私は、毎日3回の歯みがきは欠かさずに行っています。朝、昼、晩、いずれも食後に行い、夜の歯みがき後は何の食べ物も□にしません。しかし、むし歯は毎年のようにできてしまいます。毎日みがいているのになぜ?と不思議でしょうがありません。一方、あまり歯みがきをしない方でもむし歯になりにくい人がいるとか・・・。むし歯になりやすい人、なりにくい人はいるのでしょうか?それはどこが違うのでしょうか?
(24歳/女性)
A)バイオフィルムの除去、口腔内細菌のコントロールが大切
口の中には、全部で約300種類の口腔内常在菌が存在しています。人によって菌の種類や数に違いはありますが、特にむし歯菌と呼ばれるミュータンス菌がむし歯の発生に大きく関与しているのです。
私たちが日ごろ、歯みがきを丁寧に行ったとしても、歯ブラシだけでは全体の6〜7割程度しか、みがけていないという報告があります。そこで、歯ブラシの補助器具として、デンタルフロスや歯間ブラシ、または染め出し剤を用いることをお勧めします。しかし、歯の表面や歯周ポケットの中に常在菌の巣が残っている場合、バイオフィルムと呼ばれる汚れの膜が形成され、この中で細菌が酸を産生し、水素イオン濃度(pH)が、5.4以下になると歯の表面が脱灰を始めます。これが俗に言うむし歯の発生です。

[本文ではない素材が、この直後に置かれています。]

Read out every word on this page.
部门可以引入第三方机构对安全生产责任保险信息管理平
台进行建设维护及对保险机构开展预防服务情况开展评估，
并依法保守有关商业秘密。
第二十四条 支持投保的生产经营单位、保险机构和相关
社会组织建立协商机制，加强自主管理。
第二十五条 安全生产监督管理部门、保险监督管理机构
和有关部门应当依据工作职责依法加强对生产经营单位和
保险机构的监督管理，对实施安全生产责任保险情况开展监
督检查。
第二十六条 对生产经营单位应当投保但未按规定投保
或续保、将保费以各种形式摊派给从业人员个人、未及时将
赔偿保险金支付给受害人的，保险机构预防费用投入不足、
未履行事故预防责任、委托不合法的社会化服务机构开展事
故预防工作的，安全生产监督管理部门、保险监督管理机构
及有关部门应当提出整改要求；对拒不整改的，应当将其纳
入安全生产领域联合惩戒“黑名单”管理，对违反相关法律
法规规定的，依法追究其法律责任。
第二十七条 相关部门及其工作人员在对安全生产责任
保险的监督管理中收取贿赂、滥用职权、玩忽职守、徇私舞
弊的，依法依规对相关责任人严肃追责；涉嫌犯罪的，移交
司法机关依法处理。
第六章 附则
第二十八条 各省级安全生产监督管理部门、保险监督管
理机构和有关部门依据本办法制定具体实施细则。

毎日、朝、昼、晩の食後に3回の歯みがきを行い、歯みがき後は何も食べていないとのことですが、このバイオフィルムの除去、すなわち口腔内細菌のコントロールが出来ていなければ、むし歯が発生してしまう可能性が高いのです。治療法としては、歯科医院で通常行われている歯石除去やブラッシング指導のみではなく、最近ではPMTC(プロフェッショナル・メカニカル・テゥース・クリーニング)と呼ばれる方法があります。この治療法は、歯の表面のバイオフィルムを除去することを目的としています。また、PCTC(プロフェッショナル・ケミカルニアゥーース・クリーニング)と呼ばれる治療法では、歯周ポケット内の細菌の数をコントロールすることを目的としています。